FROM SECOND HAND IN LOME TO SECOND LIFE IN PARIS
It is common for western charities to collect used clothes and ship them to Africa as aid. But these goods, discarded by well-intentioned Americans and Europeans, are rarely given to the end-users as charity; instead the donations are mostly sold to exporters who make huge profits selling second-hand goods in markets all over the continent. While some African countries have banned the importation of second-hand clothes in a bid to protect local clothing and textile industries, in Togo the second-hand clothing industry – worth an estimated US$54 million – is booming.

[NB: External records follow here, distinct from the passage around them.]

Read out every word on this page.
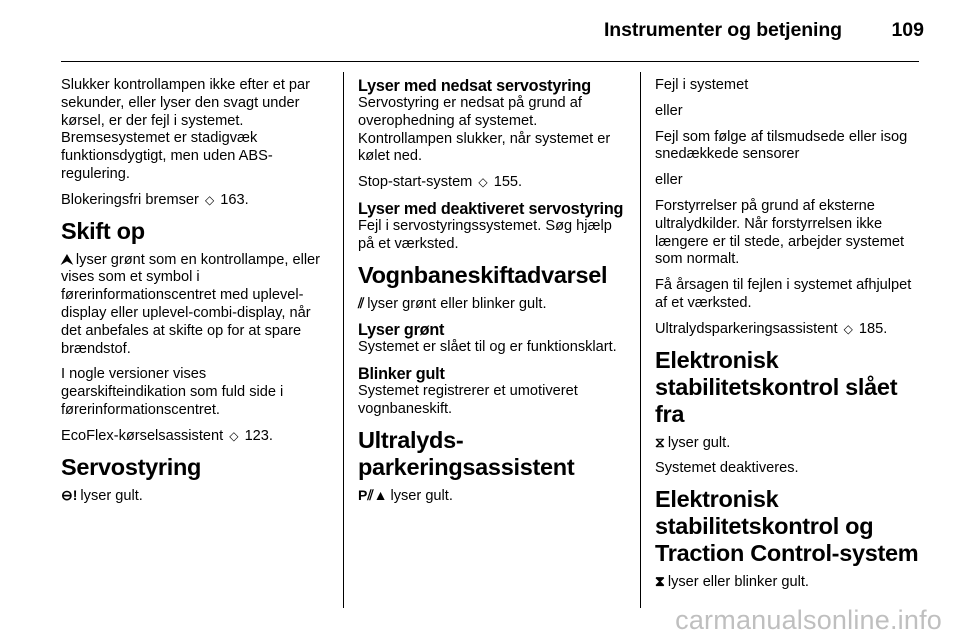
Instrumenter og betjening	109

Slukker kontrollampen ikke efter et par sekunder, eller lyser den svagt under kørsel, er der fejl i systemet. Bremsesystemet er stadigvæk funktionsdygtigt, men uden ABS-regulering.

Blokeringsfri bremser ◇ 163.

Skift op

⮝ lyser grønt som en kontrollampe, eller vises som et symbol i førerinformationscentret med uplevel-display eller uplevel-combi-display, når det anbefales at skifte op for at spare brændstof.

I nogle versioner vises gearskifteindikation som fuld side i førerinformationscentret.

EcoFlex-kørselsassistent ◇ 123.

Servostyring

⊖! lyser gult.

Lyser med nedsat servostyring

Servostyring er nedsat på grund af overophedning af systemet. Kontrollampen slukker, når systemet er kølet ned.

Stop-start-system ◇ 155.

Lyser med deaktiveret servostyring

Fejl i servostyringssystemet. Søg hjælp på et værksted.

Vognbaneskiftadvarsel

⫽ lyser grønt eller blinker gult.

Lyser grønt

Systemet er slået til og er funktionsklart.

Blinker gult

Systemet registrerer et umotiveret vognbaneskift.

Ultralyds-parkeringsassistent

P⫽▲ lyser gult.

Fejl i systemet

eller

Fejl som følge af tilsmudsede eller isog snedækkede sensorer

eller

Forstyrrelser på grund af eksterne ultralydkilder. Når forstyrrelsen ikke længere er til stede, arbejder systemet som normalt.

Få årsagen til fejlen i systemet afhjulpet af et værksted.

Ultralydsparkeringsassistent ◇ 185.

Elektronisk stabilitetskontrol slået fra

⧖ lyser gult.

Systemet deaktiveres.

Elektronisk stabilitetskontrol og Traction Control-system

⧗ lyser eller blinker gult.

carmanualsonline.info
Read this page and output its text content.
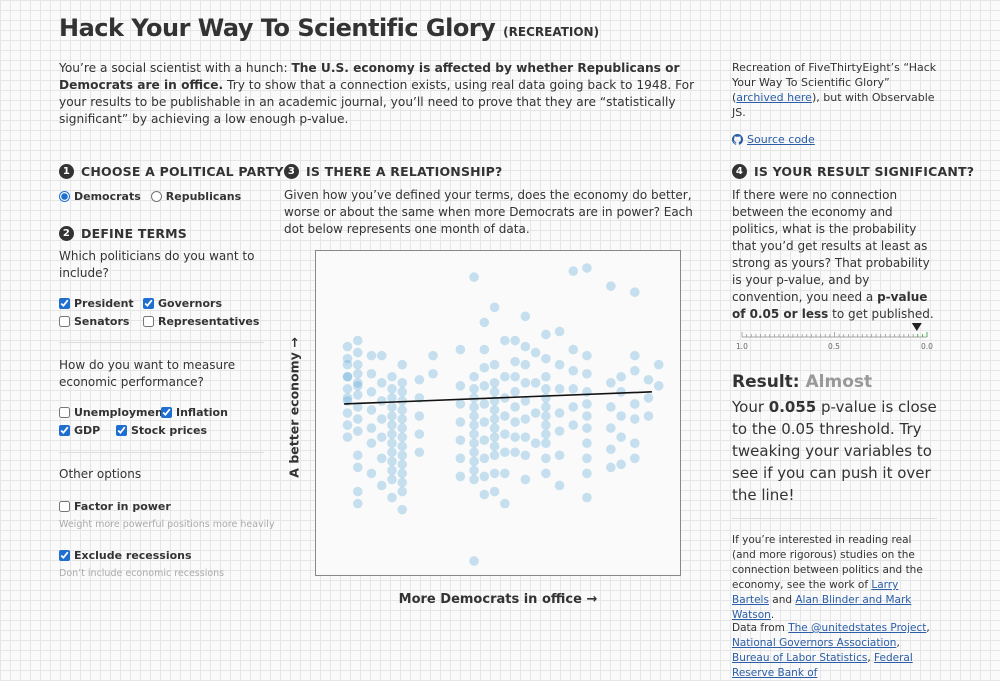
Hack Your Way To Scientific Glory (RECREATION)
You’re a social scientist with a hunch: The U.S. economy is affected by whether Republicans or Democrats are in office. Try to show that a connection exists, using real data going back to 1948. For your results to be publishable in an academic journal, you’ll need to prove that they are “statistically significant” by achieving a low enough p-value.
Recreation of FiveThirtyEight’s “Hack Your Way To Scientific Glory” (archived here), but with Observable JS.
Source code
1 CHOOSE A POLITICAL PARTY
Democrats Republicans
2 DEFINE TERMS
Which politicians do you want to include?
President Governors
Senators	Representatives
How do you want to measure economic performance?
Unemployment Inflation
GDP	Stock prices
Other options
Factor in power
Weight more powerful positions more heavily
Exclude recessions
Don’t include economic recessions
3 IS THERE A RELATIONSHIP?
Given how you’ve defined your terms, does the economy do better, worse or about the same when more Democrats are in power? Each dot below represents one month of data.
A better economy →
More Democrats in office →
4 IS YOUR RESULT SIGNIFICANT?
If there were no connection between the economy and politics, what is the probability that you’d get results at least as strong as yours? That probability is your p-value, and by convention, you need a p-value of 0.05 or less to get published.
1.0	0.5	0.0
Result: Almost
Your 0.055 p-value is close to the 0.05 threshold. Try tweaking your variables to see if you can push it over the line!
If you’re interested in reading real (and more rigorous) studies on the connection between politics and the economy, see the work of Larry Bartels and Alan Blinder and Mark Watson.
Data from The @unitedstates Project, National Governors Association, Bureau of Labor Statistics, Federal Reserve Bank of
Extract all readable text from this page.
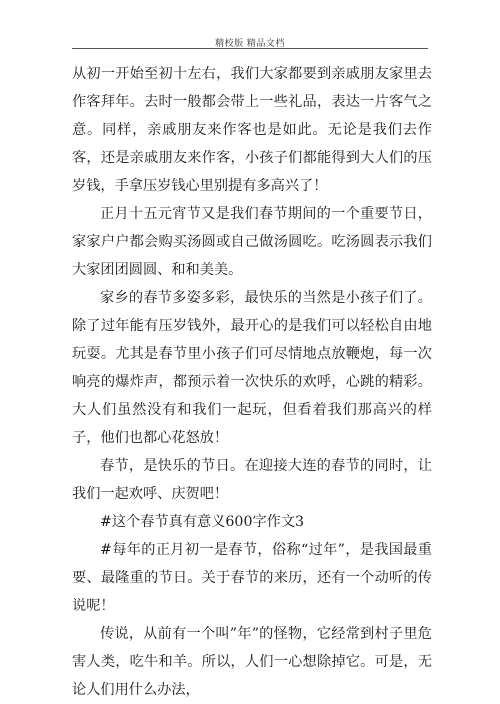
精校版 精品文档

从初一开始至初十左右，我们大家都要到亲戚朋友家里去作客拜年。去时一般都会带上一些礼品，表达一片客气之意。同样，亲戚朋友来作客也是如此。无论是我们去作客，还是亲戚朋友来作客，小孩子们都能得到大人们的压岁钱，手拿压岁钱心里别提有多高兴了！

正月十五元宵节又是我们春节期间的一个重要节日，家家户户都会购买汤圆或自己做汤圆吃。吃汤圆表示我们大家团团圆圆、和和美美。

家乡的春节多姿多彩，最快乐的当然是小孩子们了。除了过年能有压岁钱外，最开心的是我们可以轻松自由地玩耍。尤其是春节里小孩子们可尽情地点放鞭炮，每一次响亮的爆炸声，都预示着一次快乐的欢呼，心跳的精彩。大人们虽然没有和我们一起玩，但看着我们那高兴的样子，他们也都心花怒放！

春节，是快乐的节日。在迎接大连的春节的同时，让我们一起欢呼、庆贺吧！

#这个春节真有意义600字作文3

#每年的正月初一是春节，俗称“过年”，是我国最重要、最隆重的节日。关于春节的来历，还有一个动听的传说呢！

传说，从前有一个叫”年”的怪物，它经常到村子里危害人类，吃牛和羊。所以，人们一心想除掉它。可是，无论人们用什么办法，
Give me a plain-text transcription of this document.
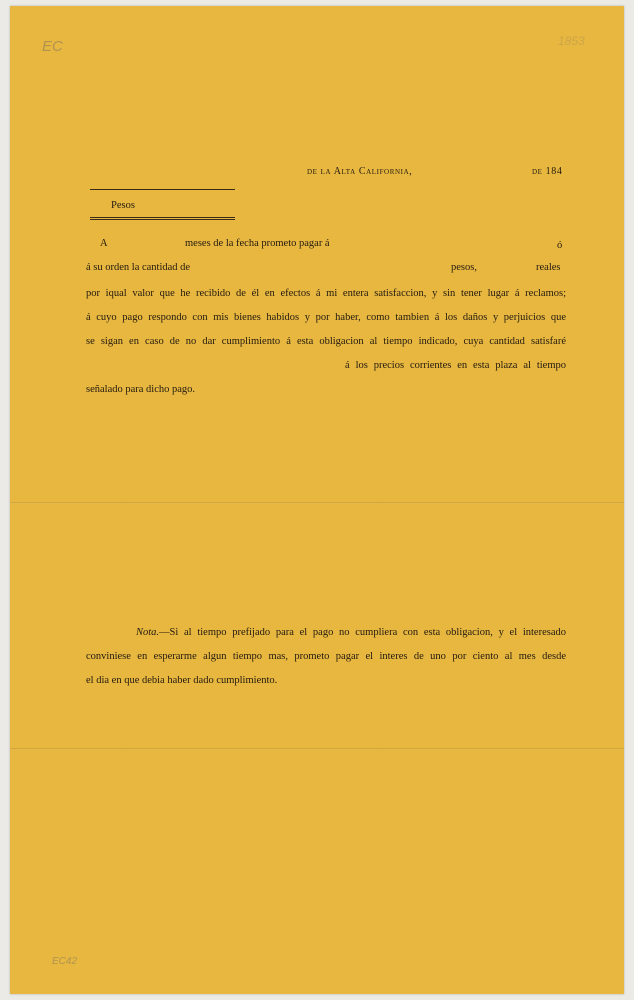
EC	1853
EC42
de la Alta California,	de 184
Pesos
A	meses de la fecha prometo pagar á	ó
á su orden la cantidad de	pesos,	reales
por iqual valor que he recibido de él en efectos á mi entera satisfaccion, y sin tener lugar á reclamos;
á cuyo pago respondo con mis bienes habidos y por haber, como tambien á los daños y perjuicios que
se sigan en caso de no dar cumplimiento á esta obligacion al tiempo indicado, cuya cantidad satisfaré
á los precios corrientes en esta plaza al tiempo
señalado para dicho pago.
Nota.—Si al tiempo prefijado para el pago no cumpliera con esta obligacion, y el interesado
conviniese en esperarme algun tiempo mas, prometo pagar el interes de uno por ciento al mes desde
el dia en que debia haber dado cumplimiento.
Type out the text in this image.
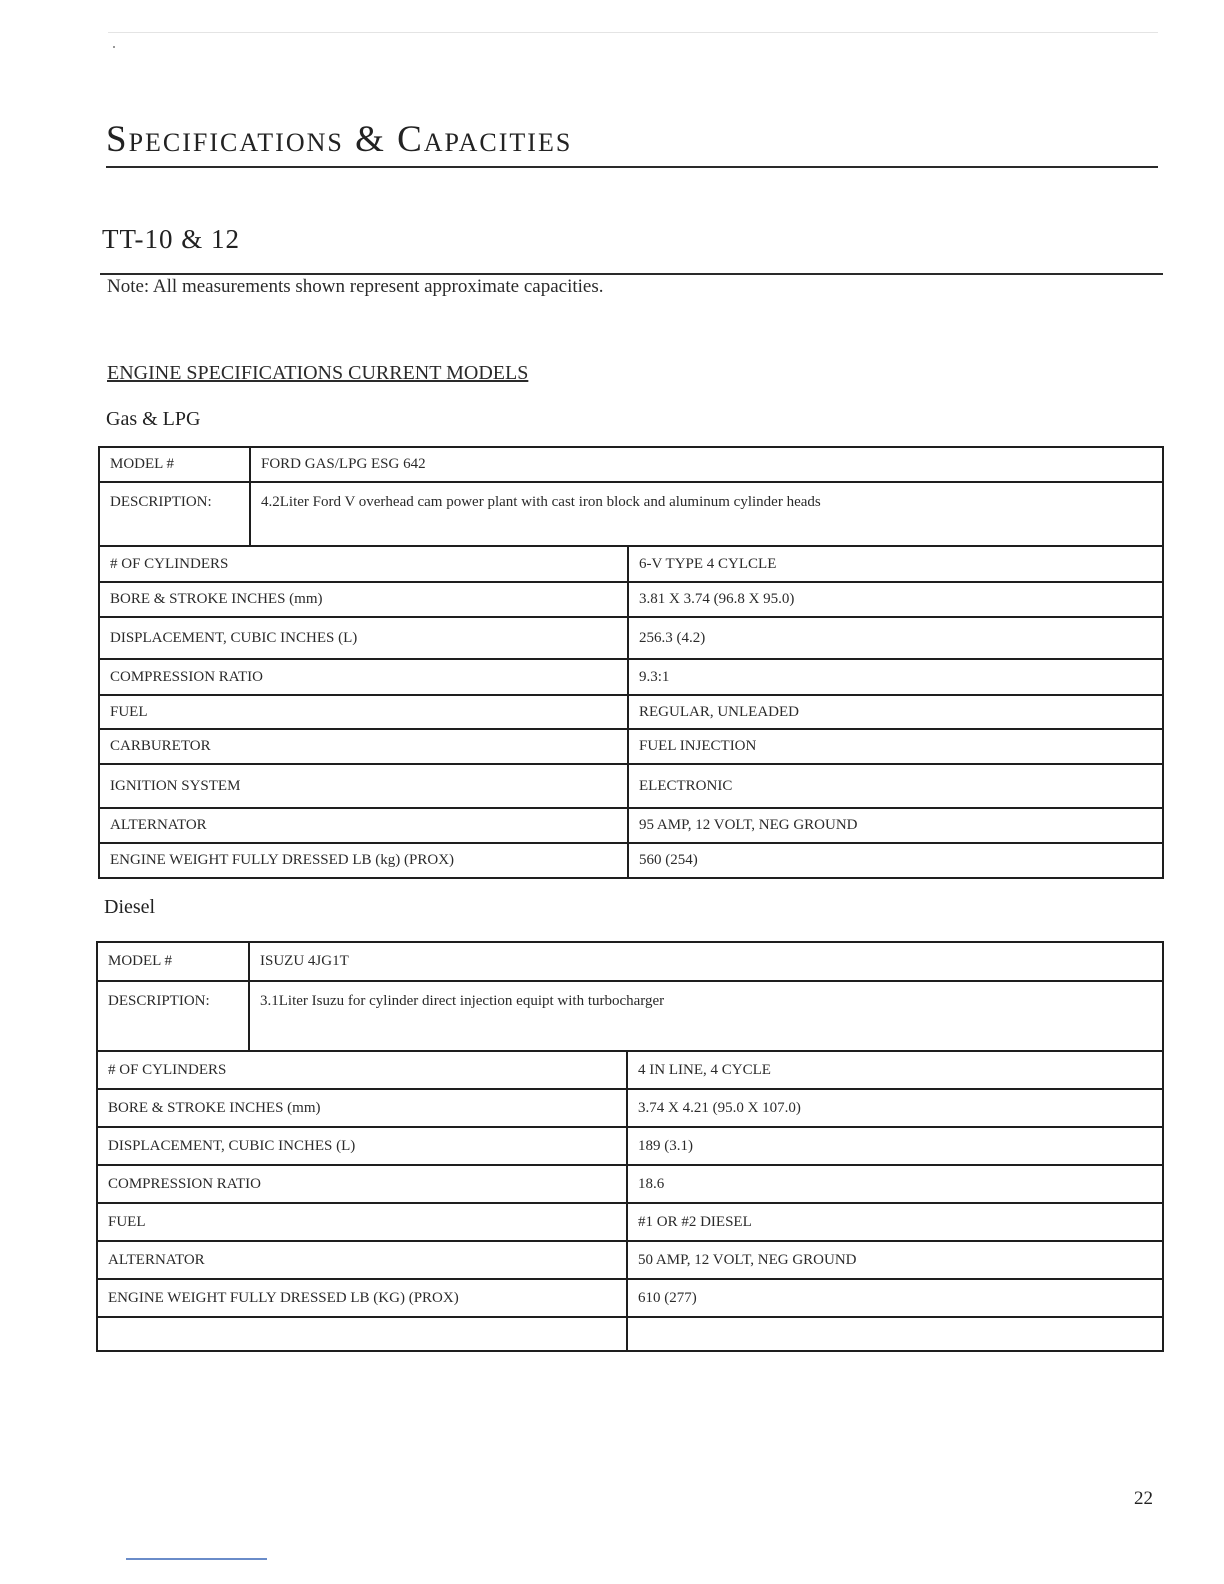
Specifications & Capacities
TT-10 & 12
Note: All measurements shown represent approximate capacities.
ENGINE SPECIFICATIONS CURRENT MODELS
Gas & LPG
MODEL #	FORD GAS/LPG ESG 642	
DESCRIPTION:	4.2Liter Ford V overhead cam power plant with cast iron block and aluminum cylinder heads	
# OF CYLINDERS		6-V TYPE 4 CYLCLE
BORE & STROKE INCHES (mm)		3.81 X 3.74 (96.8 X 95.0)
DISPLACEMENT, CUBIC INCHES (L)		256.3 (4.2)
COMPRESSION RATIO		9.3:1
FUEL		REGULAR, UNLEADED
CARBURETOR		FUEL INJECTION
IGNITION SYSTEM		ELECTRONIC
ALTERNATOR		95 AMP, 12 VOLT, NEG GROUND
ENGINE WEIGHT FULLY DRESSED LB (kg) (PROX)		560 (254)
Diesel
MODEL #	ISUZU 4JG1T	
DESCRIPTION:	3.1Liter Isuzu for cylinder direct injection equipt with turbocharger	
# OF CYLINDERS		4 IN LINE, 4 CYCLE
BORE & STROKE INCHES (mm)		3.74 X 4.21 (95.0 X 107.0)
DISPLACEMENT, CUBIC INCHES (L)		189 (3.1)
COMPRESSION RATIO		18.6
FUEL		#1 OR #2 DIESEL
ALTERNATOR		50 AMP, 12 VOLT, NEG GROUND
ENGINE WEIGHT FULLY DRESSED LB (KG) (PROX)		610 (277)

22
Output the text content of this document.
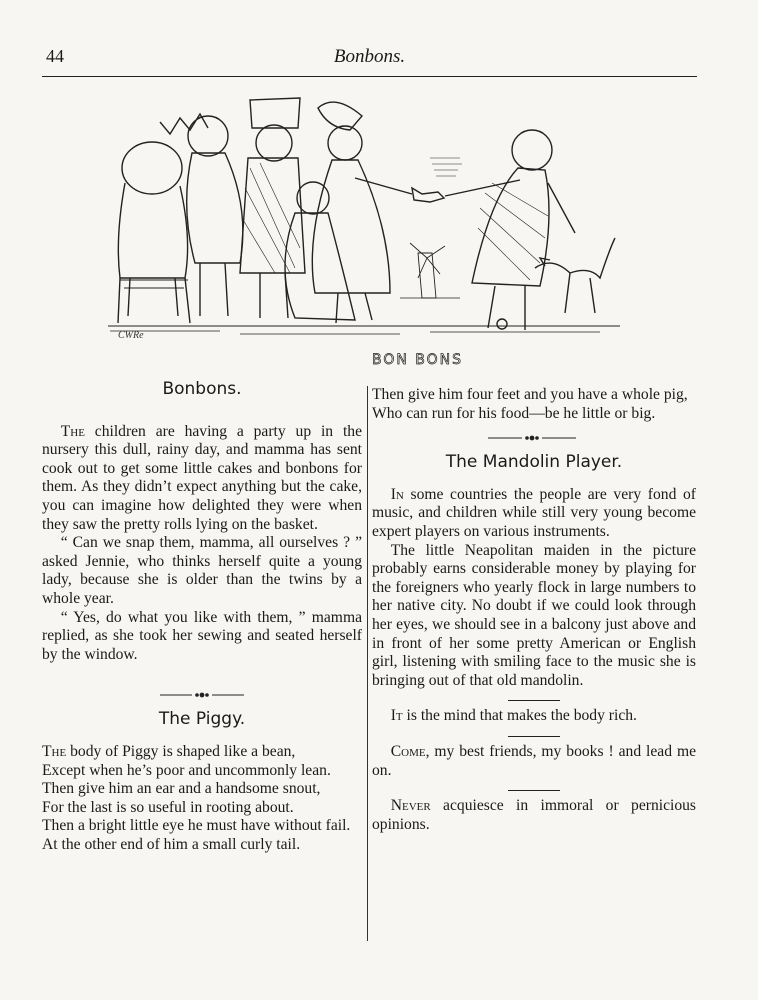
44	Bonbons.
CWRe
BON BONS
Bonbons.

The children are having a party up in the nursery this dull, rainy day, and mamma has sent cook out to get some little cakes and bonbons for them. As they didn’t expect anything but the cake, you can imagine how delighted they were when they saw the pretty rolls lying on the basket.

“ Can we snap them, mamma, all ourselves ? ” asked Jennie, who thinks herself quite a young lady, because she is older than the twins by a whole year.

“ Yes, do what you like with them, ” mamma replied, as she took her sewing and seated herself by the window.

The Piggy.
The body of Piggy is shaped like a bean,
Except when he’s poor and uncommonly lean.
Then give him an ear and a handsome snout,
For the last is so useful in rooting about.
Then a bright little eye he must have without fail.
At the other end of him a small curly tail.
Then give him four feet and you have a whole pig,
Who can run for his food—be he little or big.
The Mandolin Player.

In some countries the people are very fond of music, and children while still very young become expert players on various instruments.

The little Neapolitan maiden in the picture probably earns considerable money by playing for the foreigners who yearly flock in large numbers to her native city. No doubt if we could look through her eyes, we should see in a balcony just above and in front of her some pretty American or English girl, listening with smiling face to the music she is bringing out of that old mandolin.

It is the mind that makes the body rich.

Come, my best friends, my books ! and lead me on.

Never acquiesce in immoral or pernicious opinions.
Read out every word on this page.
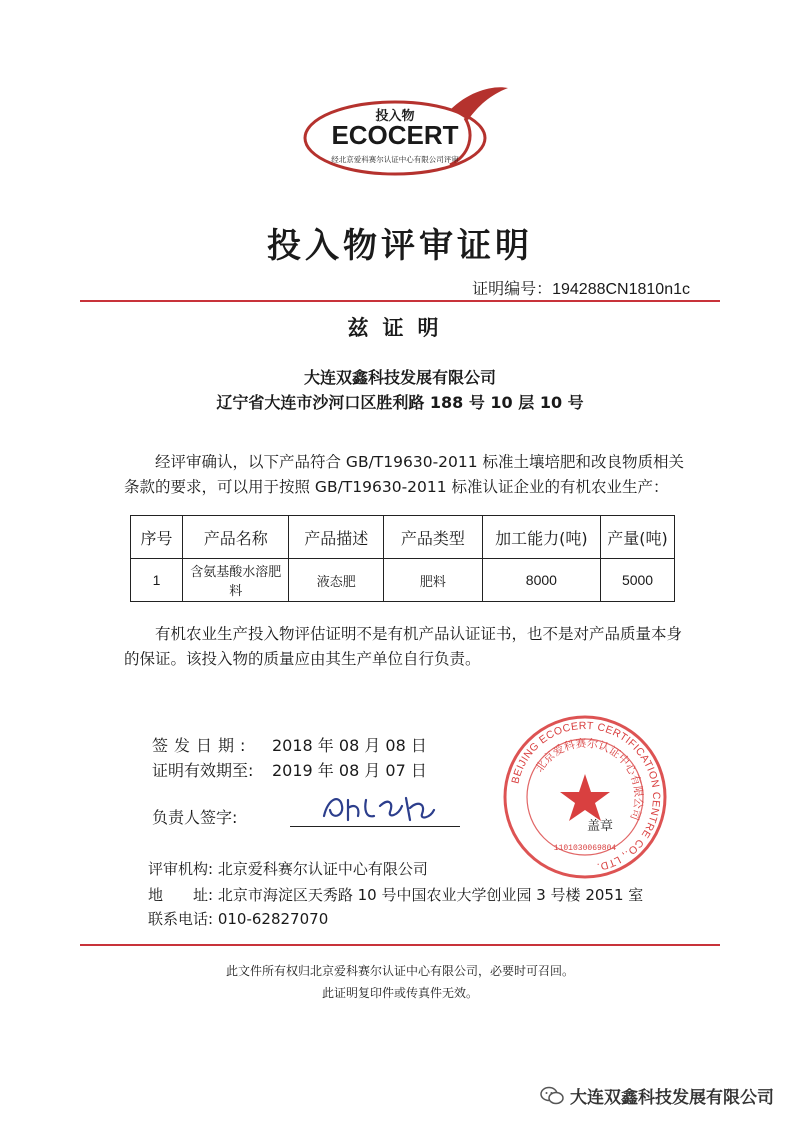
投入物
ECOCERT
经北京爱科赛尔认证中心有限公司评审
投入物评审证明
证明编号：194288CN1810n1c
兹证明
大连双鑫科技发展有限公司
辽宁省大连市沙河口区胜利路 188 号 10 层 10 号
经评审确认，以下产品符合 GB/T19630-2011 标准土壤培肥和改良物质相关条款的要求，可以用于按照 GB/T19630-2011 标准认证企业的有机农业生产：
序号	产品名称	产品描述	产品类型	加工能力(吨)	产量(吨)
1	含氨基酸水溶肥料	液态肥	肥料	8000	5000
有机农业生产投入物评估证明不是有机产品认证证书，也不是对产品质量本身的保证。该投入物的质量应由其生产单位自行负责。
签发日期: 2018 年 08 月 08 日
证明有效期至: 2019 年 08 月 07 日
负责人签字:
评审机构: 北京爱科赛尔认证中心有限公司
地　　址: 北京市海淀区天秀路 10 号中国农业大学创业园 3 号楼 2051 室
联系电话: 010-62827070
BEIJING ECOCERT CERTIFICATION CENTRE CO., LTD.
北京爱科赛尔认证中心有限公司
1101030069804
盖章
此文件所有权归北京爱科赛尔认证中心有限公司，必要时可召回。
此证明复印件或传真件无效。
大连双鑫科技发展有限公司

Amah Ayivi is a Togolese designer and stylist living in Paris and the founder of Marché Noir (Black Market), a cult pop-up boutique and fashion brand that encapsulates the afropolitan aesthetic. After painstakingly selecting the items that reflect his personal style from the huge 45-kilogram bales that fill warehouses in and around Hédzranawoé Market, Ayivi takes the second-hand clothes that originally come from Europe and North America as charity and ships them to Paris where he curates and sells them as chic vintage clothing at a considerable profit.
Ayivi’s subversive business model repackages western cast-offs as desirable items of value back in the west. Marché Noir also provides the perfect example of the potential of the circular economy to curb the excesses of fast-fashion and empower African entrepreneurs in the Global North.